When defining a job, it is possible to specify a query parameterized by a series of variables, along with the possible values for these variables, thus several queries are executed against the corresponding server.

Denodo Scheduler Architecture

Denodo Scheduler Architecture

The following briefly describes two typical examples of the use of Denodo Scheduler.

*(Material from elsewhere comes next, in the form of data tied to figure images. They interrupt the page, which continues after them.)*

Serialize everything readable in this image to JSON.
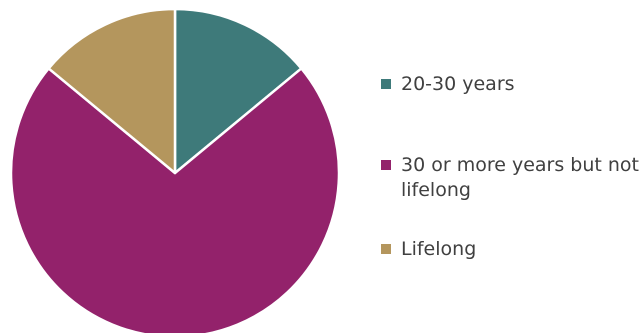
{
  "chart_data": {
    "type": "pie",
    "start_angle_deg": 0,
    "direction": "clockwise",
    "legend_position": "right",
    "slices": [
      {
        "label": "20-30 years",
        "value": 14,
        "color": "#3e7a7a"
      },
      {
        "label": "30 or more years but not lifelong",
        "value": 72,
        "color": "#93226b"
      },
      {
        "label": "Lifelong",
        "value": 14,
        "color": "#b4965d"
      }
    ]
  }
}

Example: data extraction and exportation

Suppose you want to periodically extract information from customers accessible via a Virtual DataPort view that only allows querying one customer at a time specifying its Tax ID, and returns as a response information of interest about the customer specified. The list of all the Tax IDs to be queried is available in an internal database accessible via JDBC. The set of data extracted must be dumped to another internal database also accessible via JDBC. The steps to be followed to carry out this job with Denodo Scheduler are as follows:

  1. Add a new JDBC-type data source to Scheduler to access the database that contains the Tax IDs of the required customers (see section JDBC Data Sources to find out how to add JDBC data sources).

  2. Add another new JDBC data source to Scheduler to access the database in which the extracted data will be dumped into.

  3. Add a new VDP-type data source to Scheduler (or use an existing one) to access the Virtual DataPort server containing the view to be queried (see section VDP Data Sources to find out how to add VDP data sources).

  4. Create a VDP-type job in Scheduler and configure it to use the VDP data source defined in step 3 (see section Configuring New Jobs). The VDP job will query the view for each different value specified for the Tax ID field. To get the different values of the Tax ID field, a query on the JDBC data source defined in step 1 will be used.

  5. Create a JDBC-type exporter for the VDP job (see section Exporters Section). This exporter will use the JDBC data source defined in step 2.

  6. Finally, configure the frequency with which you want to execute the job in Scheduler (see section Time-based Job Scheduling Section).

Example: data caching

Suppose you want to periodically refresh the cache of a Virtual DataPort view. The steps to be followed to carry out this job with Denodo Scheduler are as follows:

  1. Add a new VDP-type data source to Scheduler (or use an existing one) to access the Virtual DataPort server containing the view to be queried (see section VDP Data Sources to find out how to add VDP data sources).

  2. Create a VDPCache-type job in Scheduler and configure it to use the VDP data source defined the previous step (see section Configuring New Jobs). Configure the view whose cache should be refreshed and the different available caching options.

  3. Finally, configure the frequency with which you want to execute the job in Scheduler (see section Time-based Job Scheduling Section).